His first goal is to get involved in voter access efforts in North Carolina, “where there is this contested election,” he notes, referring to the still-disputed race for the 9th Congressional District, where investigations into possible absentee ballot fraud have entered their third month. What role the Voter Protection Project might play there Janz won’t yet say. From North Carolina, the project will move on “to target specifically battleground states—places like Florida, Missouri, and Wisconsin—where voting rights have been under attack by mostly Republicans over the course of the last decade or so.”
Janz sees his home state of California as a model for how other states should approach voting rights. “We saw each of the seven [Democrat]-targeted districts flip from red to blue, in large part because of expansive voting acts we have here: same-day registration, being able to register to vote at the DMV, and being able to collect ballots at the door. We’ve seen how well these laws work. When more people vote, I think we have a better democracy.” Due to California’s exacting ballot-counting laws, it took 11 days to officially confirm that Democrats had flipped seven House districts, including every single seat in Orange County.

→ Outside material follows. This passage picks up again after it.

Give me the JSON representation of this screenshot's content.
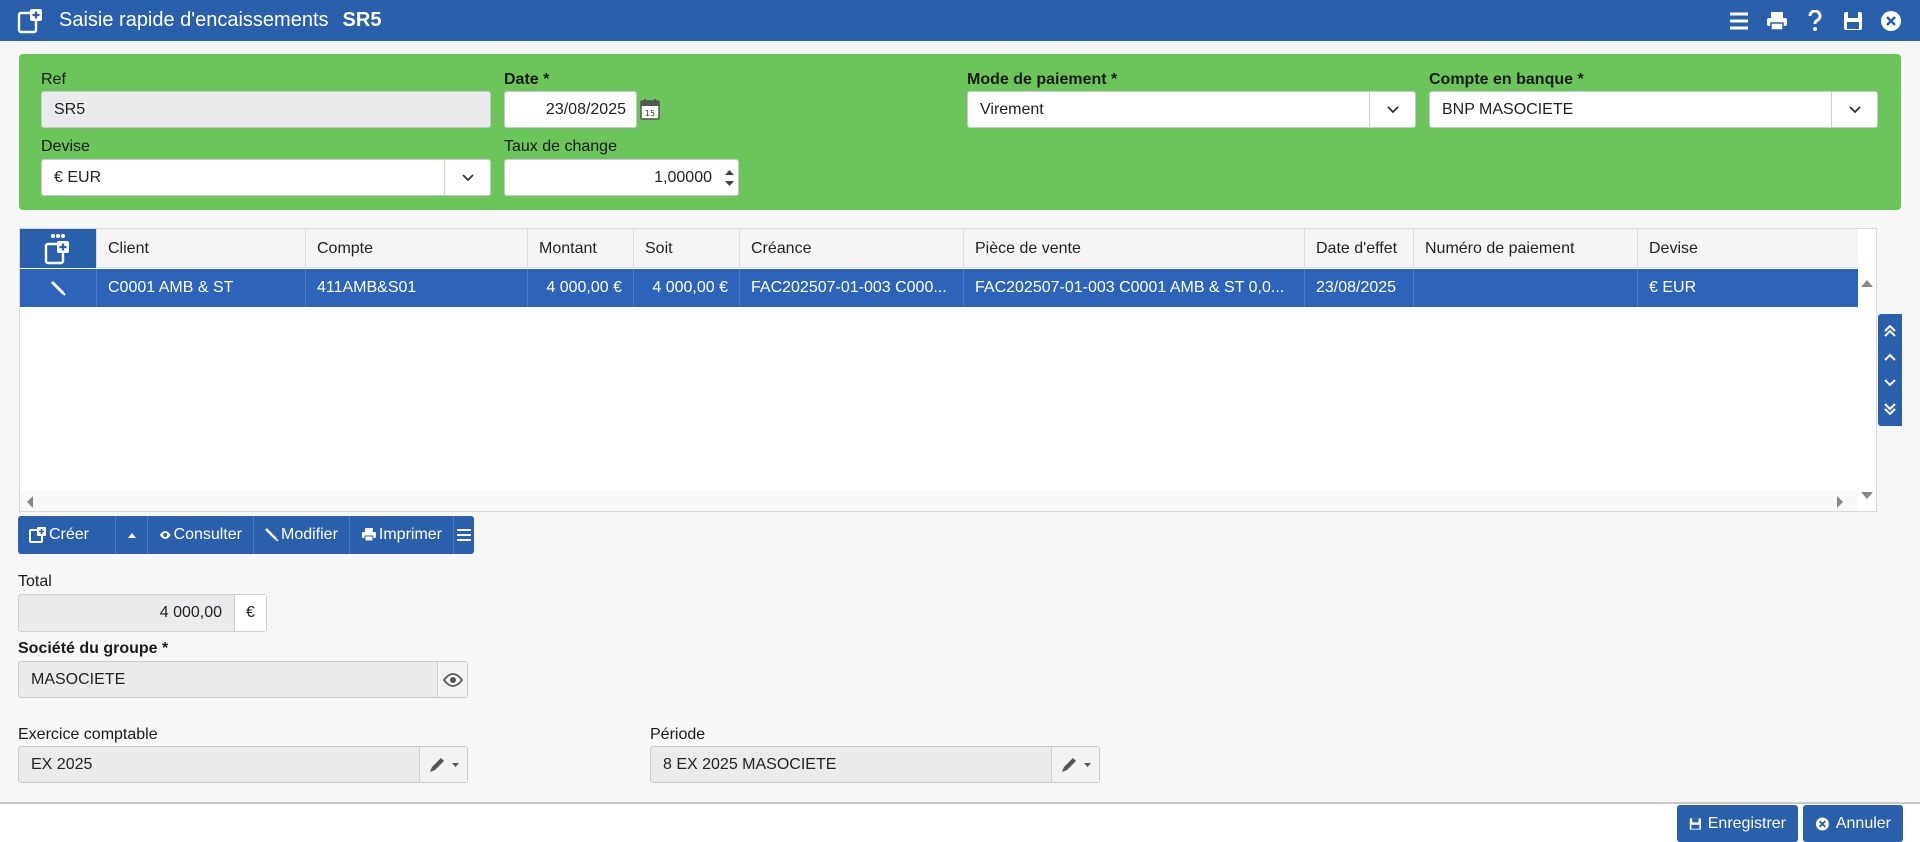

The PAC’s money, Janz says, will come from the same collection of people who helped fund his campaign, which raised an eye-popping amount for a Democrat challenging an incumbent in a historically conservative district. “The fundraising model is going to be exactly the same as we had in the congressional race, with grassroots fundraising and small-dollar donations, people who want to make a difference.” He hopes the group can raise $10 million.
While Janz prepares for his next act, he says he hasn’t decided whether he’ll run for office again, but he’s not “ruling anything out.” Unprompted, he adds, “We ran a very close race; we were within about 5 points in what was deemed to be one of the safest Republican seats in the country. I think he’s now the most vulnerable Republican in the state of California. I don’t think the fight to defeat Devin Nunes is over by any means.”